Harvey AI Launches File Creation Tools After $11B Valuation Round
Alvin Lang Mar 26, 2026 15:24
Legal AI startup Harvey adds PowerPoint, Excel, and batch Word editing features as company hits $11 billion valuation with fresh $200M raise.
Harvey, the legal AI platform that just closed a $200 million funding round at an $11 billion valuation, is rolling out file creation capabilities that let lawyers generate PowerPoints, Excel spreadsheets, and batch-edit Word documents without leaving the platform.
The timing isn't accidental. Harvey's pushing to justify that eye-popping valuation by solving what remains a frustrating bottleneck for its 100,000+ lawyer user base: the "last mile" problem of turning AI-generated research into client-ready deliverables.
The 37-Minute Problem
According to an iManage survey cited by Harvey, legal professionals burn an average of 37 minutes daily just searching for information and transferring it between tools. For a 50-lawyer team billing $500 per hour, that's roughly $15,000 in lost productivity every single day.
The new features target specific high-value workflows.

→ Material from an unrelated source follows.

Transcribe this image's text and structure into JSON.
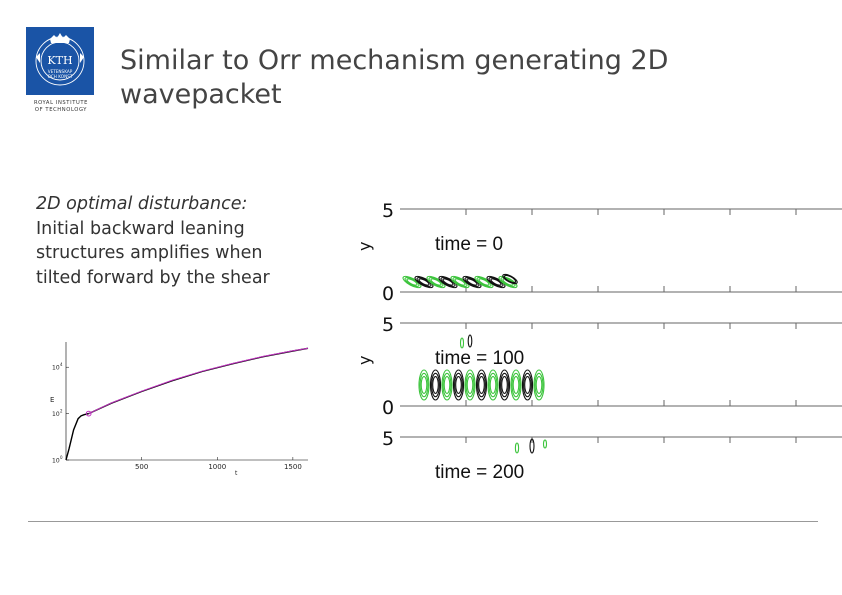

Investment committee memos can now pull directly from Harvey's financial analysis into deck templates. Due diligence questionnaires export to formatted Excel without the copy-paste shuffle. Client presentations generate from deposition summaries using existing firm templates.
Perhaps more interesting is the batch editing capability. Lawyers can now revise multiple related documents—say, a Limited Partnership Agreement, subscription booklet, and management agreement—simultaneously within a single thread. Anyone who's tried to conform a suite of fund documents to updated terms knows how painful version control gets across separate editing sessions.
Multi-Model Strategy Pays Off
Harvey's been vocal about its multi-model approach, pulling from Anthropic, OpenAI, and Google DeepMind rather than betting everything on a single provider. That diversification looks increasingly smart as AI providers face capacity constraints and enterprise customers demand redundancy.
The company emphasizes citation-backed outputs—users can trace any generated content back to source documents before exporting. For a profession where a misplaced comma can blow up a deal, that audit trail matters.
What This Means for Legal Tech
Harvey's $11 billion valuation makes it one of the most valuable legal tech companies ever. For comparison, Thomson Reuters paid $650 million for Practical Law in 2013, and that was considered transformative.
The file creation rollout signals Harvey's ambition extends beyond research assistance into full workflow automation. Current customers should contact their account teams for access details. Everyone else watching legal tech should note that the AI-native platforms aren't waiting for incumbents to catch up.